The above evidence suggests protein C20orf27 plays a role in cell cycle regulation, cell proliferation and differentiation, and cell survival.

Clinical significance 
Human protein C20orf27 and its variants have not been discovered to be associated with any diseases or disorders.

Homology and evolution history

Paralogs 
There are no known paralogs.

Orthologs 
There are about 281+ known orthologs for this gene, ranging from primates to invertebrates.    

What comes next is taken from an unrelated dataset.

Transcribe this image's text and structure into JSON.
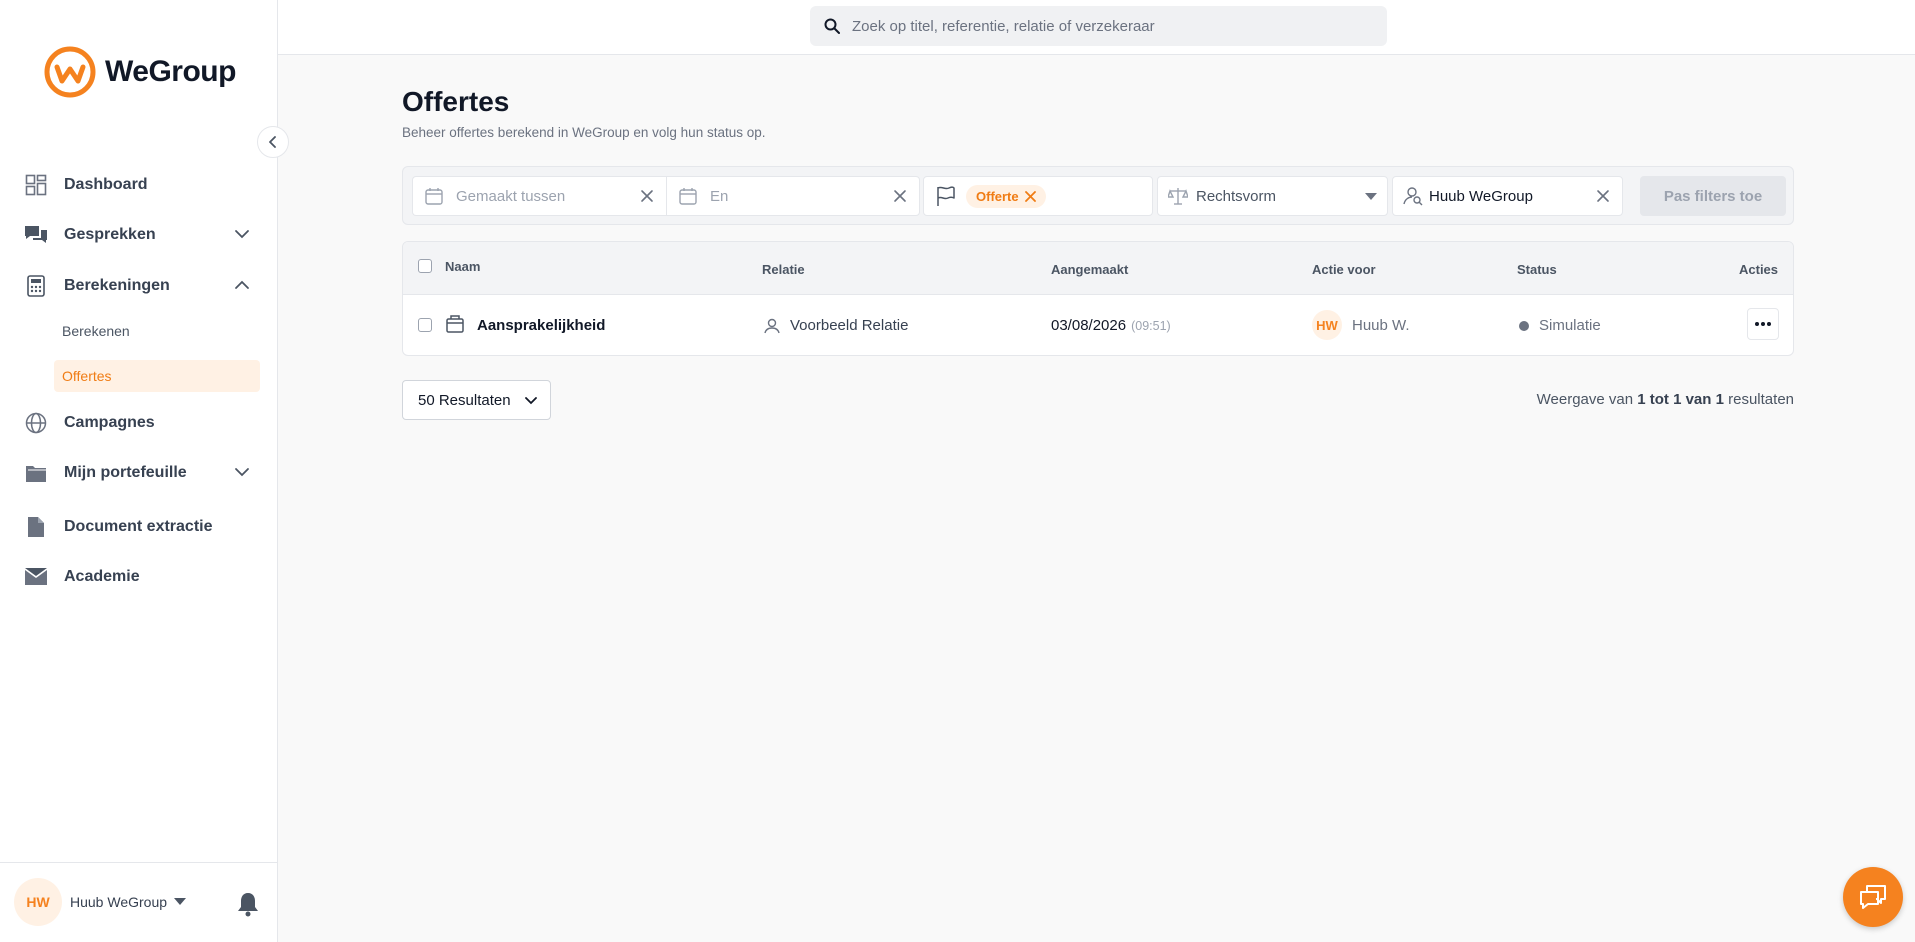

The closest related orthologs are selected from primates and mammals, and the sequence similarity ranks from 75% to 100%. The moderately related orthologs are selected from fishes and birds, and the sequence similarity ranks from 55% to 75%. The most distantly related orthologs are selected from invertebrates and trichoplax, and the sequence similarity ranks from 40% to 55%. The conserved amino acids are bold in the conceptional translation diagram.